L’objectif assigné du 13e est l’Hilsenfirst et son sommet ; l’attaque qui tout d’abord devait avoir lieu à 9 heures a été reportée à 15 h 15. (…)
A 15 h 15, tout est prêt et tout se déclenche : malgré les obstacles, malgré les barrages d’artillerie et surtout des mitrailleuses qui causent beaucoup de pertes aux 3e et 4e compagnies, dans une attaque-éclair menée avec brio, le sommet est complètement et rapidement enlevé.
Vive et rapide est la réaction de l’ennemi : bombardements écrasants, coupés de contre-attaques toutes repoussées, s’abattent sur le sommet : c’est et ce sera une débauche de 77, 130, 150 et aussi des terribles 210, des dizaines d’heures durant.
Pendant cinq jours de petites attaques locales sont encore faites pour améliorer ou rectifier nos lignes par endroits, mais la vie sur ce piton est extrêmement dure et exténuante ; les éclatements d’obus de tous calibres provoquent un grondement de tonnerre continu qui tend les nerfs à leur paroxysme ; on est littéralement envahi de fumées et de poussières et surtout, il fait très chaud et…. Il n’y a pas d’eau. Néanmoins, dans les tranchées, les chasseurs pliés sous le bombardement, mais l’œil aux aguets, tiennent bon. Au soir de l’une de ces journées harassantes, le capitaine commandant la position confie au sergent-major la mission d’aller, coûte que coûte, chercher et ramener de l’eau au cours de la nuit.
Le sergent-major descend donc et parvient à rassembler quelques mulets et leurs muletiers autour du point d’eau, de l’autre côté du ravin. Tout va bien, les tonnelets sont hissés en cacolet sur le dos des mulets ; mais à peine le chargement est-il arrivé que des sifflements se font entendre, suivis immédiatement de plusieurs rafales de 77 qui s’abattent dans tout le secteur de la source. Les mulets se cabrant s’échappent dans toutes les directions et il est impossible aux hommes de les retenir. Péniblement quatre mulets peuvent être ramenés de suite tandis qu’un chasseur a été tué.

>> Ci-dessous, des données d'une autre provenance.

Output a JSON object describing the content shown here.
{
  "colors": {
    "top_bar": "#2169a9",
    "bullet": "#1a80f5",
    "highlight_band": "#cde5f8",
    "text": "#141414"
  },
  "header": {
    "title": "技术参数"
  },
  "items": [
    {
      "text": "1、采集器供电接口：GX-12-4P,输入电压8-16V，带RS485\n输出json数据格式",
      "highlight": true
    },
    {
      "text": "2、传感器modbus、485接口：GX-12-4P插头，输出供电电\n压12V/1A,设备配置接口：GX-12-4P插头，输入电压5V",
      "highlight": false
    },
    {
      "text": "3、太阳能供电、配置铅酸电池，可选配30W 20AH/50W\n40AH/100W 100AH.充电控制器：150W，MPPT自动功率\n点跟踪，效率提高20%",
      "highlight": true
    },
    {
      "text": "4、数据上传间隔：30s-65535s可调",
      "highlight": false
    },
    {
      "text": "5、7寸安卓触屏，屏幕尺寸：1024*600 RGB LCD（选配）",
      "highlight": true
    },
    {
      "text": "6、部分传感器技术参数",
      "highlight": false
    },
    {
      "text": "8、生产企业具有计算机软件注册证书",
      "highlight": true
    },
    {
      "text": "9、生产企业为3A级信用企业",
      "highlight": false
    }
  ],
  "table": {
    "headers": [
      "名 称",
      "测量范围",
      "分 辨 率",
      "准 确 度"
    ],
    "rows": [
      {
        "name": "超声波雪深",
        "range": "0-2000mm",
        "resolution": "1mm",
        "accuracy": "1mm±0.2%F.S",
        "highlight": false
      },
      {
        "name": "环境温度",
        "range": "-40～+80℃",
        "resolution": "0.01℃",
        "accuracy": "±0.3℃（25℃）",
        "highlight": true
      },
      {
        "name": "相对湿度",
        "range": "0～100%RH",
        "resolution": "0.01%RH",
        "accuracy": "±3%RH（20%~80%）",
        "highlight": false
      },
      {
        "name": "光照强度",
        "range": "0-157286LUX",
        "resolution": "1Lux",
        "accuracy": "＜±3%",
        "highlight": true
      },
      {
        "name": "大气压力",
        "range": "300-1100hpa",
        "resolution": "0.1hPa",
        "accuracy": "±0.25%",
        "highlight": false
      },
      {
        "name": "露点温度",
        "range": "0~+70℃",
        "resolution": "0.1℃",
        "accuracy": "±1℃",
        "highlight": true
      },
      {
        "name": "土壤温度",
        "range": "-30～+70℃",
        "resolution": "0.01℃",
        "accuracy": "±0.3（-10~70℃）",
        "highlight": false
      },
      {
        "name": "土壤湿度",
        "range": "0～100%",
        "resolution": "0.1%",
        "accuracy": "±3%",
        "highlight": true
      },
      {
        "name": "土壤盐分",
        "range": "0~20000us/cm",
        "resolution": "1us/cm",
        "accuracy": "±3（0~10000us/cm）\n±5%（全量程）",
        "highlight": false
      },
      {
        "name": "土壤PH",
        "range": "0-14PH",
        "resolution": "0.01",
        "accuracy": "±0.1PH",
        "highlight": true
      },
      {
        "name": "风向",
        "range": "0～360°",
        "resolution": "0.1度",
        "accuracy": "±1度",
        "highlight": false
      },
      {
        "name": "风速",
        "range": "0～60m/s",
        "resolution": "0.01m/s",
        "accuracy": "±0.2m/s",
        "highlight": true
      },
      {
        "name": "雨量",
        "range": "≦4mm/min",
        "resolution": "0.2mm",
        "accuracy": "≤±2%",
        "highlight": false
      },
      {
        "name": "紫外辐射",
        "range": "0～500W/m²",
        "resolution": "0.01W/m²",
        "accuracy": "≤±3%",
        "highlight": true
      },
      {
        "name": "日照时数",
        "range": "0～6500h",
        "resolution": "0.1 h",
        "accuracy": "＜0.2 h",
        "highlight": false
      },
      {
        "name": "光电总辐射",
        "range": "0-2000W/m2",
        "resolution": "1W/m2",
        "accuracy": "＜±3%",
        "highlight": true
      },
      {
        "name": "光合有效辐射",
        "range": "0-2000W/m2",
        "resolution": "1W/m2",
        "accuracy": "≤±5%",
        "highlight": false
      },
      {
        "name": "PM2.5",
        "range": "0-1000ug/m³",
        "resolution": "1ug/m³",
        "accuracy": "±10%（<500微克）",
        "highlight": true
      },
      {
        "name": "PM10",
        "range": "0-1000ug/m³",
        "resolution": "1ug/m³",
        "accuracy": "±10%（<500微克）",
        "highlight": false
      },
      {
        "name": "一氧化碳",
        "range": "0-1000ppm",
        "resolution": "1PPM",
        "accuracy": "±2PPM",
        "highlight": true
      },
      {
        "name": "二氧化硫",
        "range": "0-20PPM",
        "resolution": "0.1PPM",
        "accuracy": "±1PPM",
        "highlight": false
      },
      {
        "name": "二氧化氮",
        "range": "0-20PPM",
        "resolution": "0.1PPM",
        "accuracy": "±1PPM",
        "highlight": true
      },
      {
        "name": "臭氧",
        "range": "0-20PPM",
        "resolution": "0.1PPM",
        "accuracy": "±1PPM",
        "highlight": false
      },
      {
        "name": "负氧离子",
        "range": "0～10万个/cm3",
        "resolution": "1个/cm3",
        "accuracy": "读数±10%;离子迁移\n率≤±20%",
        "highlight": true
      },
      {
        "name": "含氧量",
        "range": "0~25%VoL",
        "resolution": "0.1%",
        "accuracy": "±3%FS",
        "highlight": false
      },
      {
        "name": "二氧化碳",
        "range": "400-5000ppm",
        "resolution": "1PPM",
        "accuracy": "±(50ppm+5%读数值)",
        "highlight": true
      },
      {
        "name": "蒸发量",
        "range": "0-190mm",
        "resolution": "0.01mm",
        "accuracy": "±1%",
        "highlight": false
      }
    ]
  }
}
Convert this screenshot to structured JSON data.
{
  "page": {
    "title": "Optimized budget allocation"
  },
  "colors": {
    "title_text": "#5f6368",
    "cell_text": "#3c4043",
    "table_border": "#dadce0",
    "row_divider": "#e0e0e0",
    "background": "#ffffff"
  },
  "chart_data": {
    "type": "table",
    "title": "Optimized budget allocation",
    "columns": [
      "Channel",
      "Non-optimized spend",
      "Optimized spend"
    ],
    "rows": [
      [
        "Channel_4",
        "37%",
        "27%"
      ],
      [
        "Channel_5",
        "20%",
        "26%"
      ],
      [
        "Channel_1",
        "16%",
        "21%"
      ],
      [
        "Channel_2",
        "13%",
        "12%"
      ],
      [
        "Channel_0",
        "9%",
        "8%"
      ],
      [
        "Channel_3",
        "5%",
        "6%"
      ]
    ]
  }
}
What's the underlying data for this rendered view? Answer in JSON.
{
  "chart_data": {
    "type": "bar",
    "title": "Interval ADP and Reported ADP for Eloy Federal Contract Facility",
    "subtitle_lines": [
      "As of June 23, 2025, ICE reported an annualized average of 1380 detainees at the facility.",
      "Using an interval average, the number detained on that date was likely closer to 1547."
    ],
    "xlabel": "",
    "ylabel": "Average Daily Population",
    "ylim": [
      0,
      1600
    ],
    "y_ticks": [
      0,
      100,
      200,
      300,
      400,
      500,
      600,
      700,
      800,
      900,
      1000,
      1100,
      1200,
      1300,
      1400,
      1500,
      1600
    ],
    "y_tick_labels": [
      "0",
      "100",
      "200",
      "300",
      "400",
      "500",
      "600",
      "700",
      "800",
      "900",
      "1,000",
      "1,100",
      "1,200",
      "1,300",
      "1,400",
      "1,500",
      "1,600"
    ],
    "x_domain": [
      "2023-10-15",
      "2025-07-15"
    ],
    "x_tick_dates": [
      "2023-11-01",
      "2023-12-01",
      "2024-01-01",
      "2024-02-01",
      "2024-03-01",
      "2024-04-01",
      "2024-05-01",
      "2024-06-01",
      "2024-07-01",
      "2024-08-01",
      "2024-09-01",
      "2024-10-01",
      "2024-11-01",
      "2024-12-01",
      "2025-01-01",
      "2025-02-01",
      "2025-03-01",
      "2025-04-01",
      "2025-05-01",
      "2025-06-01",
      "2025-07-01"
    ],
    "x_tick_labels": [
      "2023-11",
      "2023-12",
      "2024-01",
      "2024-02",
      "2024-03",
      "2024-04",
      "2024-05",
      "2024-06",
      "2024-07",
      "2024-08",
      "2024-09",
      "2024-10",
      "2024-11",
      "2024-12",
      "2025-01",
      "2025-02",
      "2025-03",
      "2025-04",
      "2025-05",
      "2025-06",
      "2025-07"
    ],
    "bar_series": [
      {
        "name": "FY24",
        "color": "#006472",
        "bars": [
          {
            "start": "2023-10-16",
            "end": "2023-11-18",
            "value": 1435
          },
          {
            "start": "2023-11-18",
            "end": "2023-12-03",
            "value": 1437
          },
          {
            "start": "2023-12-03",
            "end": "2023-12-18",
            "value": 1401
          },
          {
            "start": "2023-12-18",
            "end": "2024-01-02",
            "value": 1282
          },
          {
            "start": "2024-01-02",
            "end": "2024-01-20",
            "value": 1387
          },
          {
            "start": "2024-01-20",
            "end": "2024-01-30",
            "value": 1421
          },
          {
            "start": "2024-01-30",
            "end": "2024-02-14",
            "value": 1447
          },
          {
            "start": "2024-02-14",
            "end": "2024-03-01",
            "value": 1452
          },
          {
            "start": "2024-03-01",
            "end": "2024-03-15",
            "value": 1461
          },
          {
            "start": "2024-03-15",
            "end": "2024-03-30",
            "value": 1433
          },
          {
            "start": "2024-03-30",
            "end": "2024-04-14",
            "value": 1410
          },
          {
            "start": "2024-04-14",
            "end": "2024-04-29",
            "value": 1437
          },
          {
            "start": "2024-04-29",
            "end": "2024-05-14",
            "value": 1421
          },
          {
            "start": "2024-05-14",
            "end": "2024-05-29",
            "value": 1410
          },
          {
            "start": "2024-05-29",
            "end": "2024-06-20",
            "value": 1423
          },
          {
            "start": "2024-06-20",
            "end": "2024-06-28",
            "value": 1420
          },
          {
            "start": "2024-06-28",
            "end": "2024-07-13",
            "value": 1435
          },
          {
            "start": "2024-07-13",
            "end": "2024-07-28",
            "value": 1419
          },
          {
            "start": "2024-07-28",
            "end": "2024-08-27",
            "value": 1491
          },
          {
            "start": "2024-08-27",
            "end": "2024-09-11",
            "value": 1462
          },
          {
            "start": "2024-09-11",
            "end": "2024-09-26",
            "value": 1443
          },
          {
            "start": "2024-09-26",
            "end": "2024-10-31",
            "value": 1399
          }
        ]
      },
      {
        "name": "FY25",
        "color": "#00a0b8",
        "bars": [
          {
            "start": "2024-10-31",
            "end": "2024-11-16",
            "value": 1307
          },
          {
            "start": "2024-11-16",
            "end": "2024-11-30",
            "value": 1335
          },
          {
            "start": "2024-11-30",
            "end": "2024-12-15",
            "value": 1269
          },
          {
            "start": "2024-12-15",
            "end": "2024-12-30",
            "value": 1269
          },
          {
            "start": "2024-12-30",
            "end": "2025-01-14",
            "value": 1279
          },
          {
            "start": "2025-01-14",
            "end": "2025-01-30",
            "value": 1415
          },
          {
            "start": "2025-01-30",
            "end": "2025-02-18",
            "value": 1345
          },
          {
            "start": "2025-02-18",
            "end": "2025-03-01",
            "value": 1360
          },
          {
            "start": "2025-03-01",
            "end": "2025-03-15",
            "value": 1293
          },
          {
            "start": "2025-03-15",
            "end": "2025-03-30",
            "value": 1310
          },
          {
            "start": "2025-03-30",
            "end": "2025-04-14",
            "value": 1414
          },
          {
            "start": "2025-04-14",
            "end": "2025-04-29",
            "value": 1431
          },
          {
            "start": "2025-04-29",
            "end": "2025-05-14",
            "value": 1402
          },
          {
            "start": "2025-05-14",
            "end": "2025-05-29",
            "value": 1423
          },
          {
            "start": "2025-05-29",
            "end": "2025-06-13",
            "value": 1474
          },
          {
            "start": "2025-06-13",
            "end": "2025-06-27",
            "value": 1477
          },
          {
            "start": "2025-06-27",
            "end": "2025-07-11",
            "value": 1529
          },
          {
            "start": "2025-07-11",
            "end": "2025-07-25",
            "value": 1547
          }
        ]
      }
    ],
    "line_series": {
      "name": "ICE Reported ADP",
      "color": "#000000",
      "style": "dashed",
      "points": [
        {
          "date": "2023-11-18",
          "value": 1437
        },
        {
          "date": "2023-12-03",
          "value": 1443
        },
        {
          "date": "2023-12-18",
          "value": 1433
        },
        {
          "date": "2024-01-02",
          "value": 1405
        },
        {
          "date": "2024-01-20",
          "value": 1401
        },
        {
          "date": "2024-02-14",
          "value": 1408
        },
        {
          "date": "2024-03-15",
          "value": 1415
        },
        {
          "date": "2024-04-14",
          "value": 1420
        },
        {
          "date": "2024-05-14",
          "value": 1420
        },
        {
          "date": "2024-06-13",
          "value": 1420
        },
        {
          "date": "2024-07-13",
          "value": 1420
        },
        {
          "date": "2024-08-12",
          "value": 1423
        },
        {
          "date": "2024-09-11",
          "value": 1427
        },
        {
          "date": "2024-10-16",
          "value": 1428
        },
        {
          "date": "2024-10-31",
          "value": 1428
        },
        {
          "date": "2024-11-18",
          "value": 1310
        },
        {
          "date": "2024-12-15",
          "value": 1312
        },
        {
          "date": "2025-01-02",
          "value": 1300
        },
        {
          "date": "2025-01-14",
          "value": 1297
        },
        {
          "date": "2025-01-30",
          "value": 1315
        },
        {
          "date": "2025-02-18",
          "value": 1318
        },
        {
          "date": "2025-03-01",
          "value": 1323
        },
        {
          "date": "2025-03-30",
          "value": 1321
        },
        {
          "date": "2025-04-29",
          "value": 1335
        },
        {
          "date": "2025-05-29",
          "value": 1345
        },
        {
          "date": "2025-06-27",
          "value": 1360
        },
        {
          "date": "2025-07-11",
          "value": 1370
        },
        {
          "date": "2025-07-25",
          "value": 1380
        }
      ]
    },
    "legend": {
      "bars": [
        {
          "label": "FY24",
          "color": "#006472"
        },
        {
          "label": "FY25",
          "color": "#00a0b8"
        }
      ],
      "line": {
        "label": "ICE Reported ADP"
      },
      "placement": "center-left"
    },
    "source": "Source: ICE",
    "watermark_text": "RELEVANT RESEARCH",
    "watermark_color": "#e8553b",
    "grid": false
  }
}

Maintenant il faut se hâter pour arriver avant la pointe du jour au sommet de l’Hilsenfirst.
La petite colonne se met en route et parvenant sans incident au débouché de la première tranchée, le sergent-major est heureux d’annoncer aux premiers chasseurs qui se trouvaient là l’arrivée, à défaut de pinard, d’une bonne ration d’eau… Mais aucun ne répond… Ils restent muets… Sont-ils endormis ? Hélas non ! Ils étaient morts, tués à leur poste par le bombardement.
La précieuse cargaison, rapidement déchargée, mulets et muletiers sont renvoyés aussitôt pour profiter encore de la pénombre.
Enfin, malgré les violents efforts de l’ennemi, tant en bombardements massifs qu’en furieuses contre-attaques, la possession de l’Hilsenfirst, dont la défense est entre les mains du capitaine de la Goutte, paraît bien définitivement assurée.
Il faut alors penser à délivrer les cent-quarante camarades du 7e qui nous attendent impatiemment, car, de leur clairière, ils nous ont vus, ils ont suivi des yeux le 13e montant fougueusement à l’assaut de l’Hilsenfirst ; plus que jamais ils ont confiance, ils savent qu’on ne les abandonnera pas et que ce n’est plus qu’une question de quelques heures pour tenter de les délivrer.
En effet, une compagnie de volontaires est formée sous les ordres du capitaine Regaud, du 13e, comprenant un peloton de chasseurs du 13e et un du 7e. » (Extrait de Chasseurs Alpins 13e BCA, FINAS Marius, 13e BCA. Disponible sur le site hilsenfirst.fr, chapitre bibliographie)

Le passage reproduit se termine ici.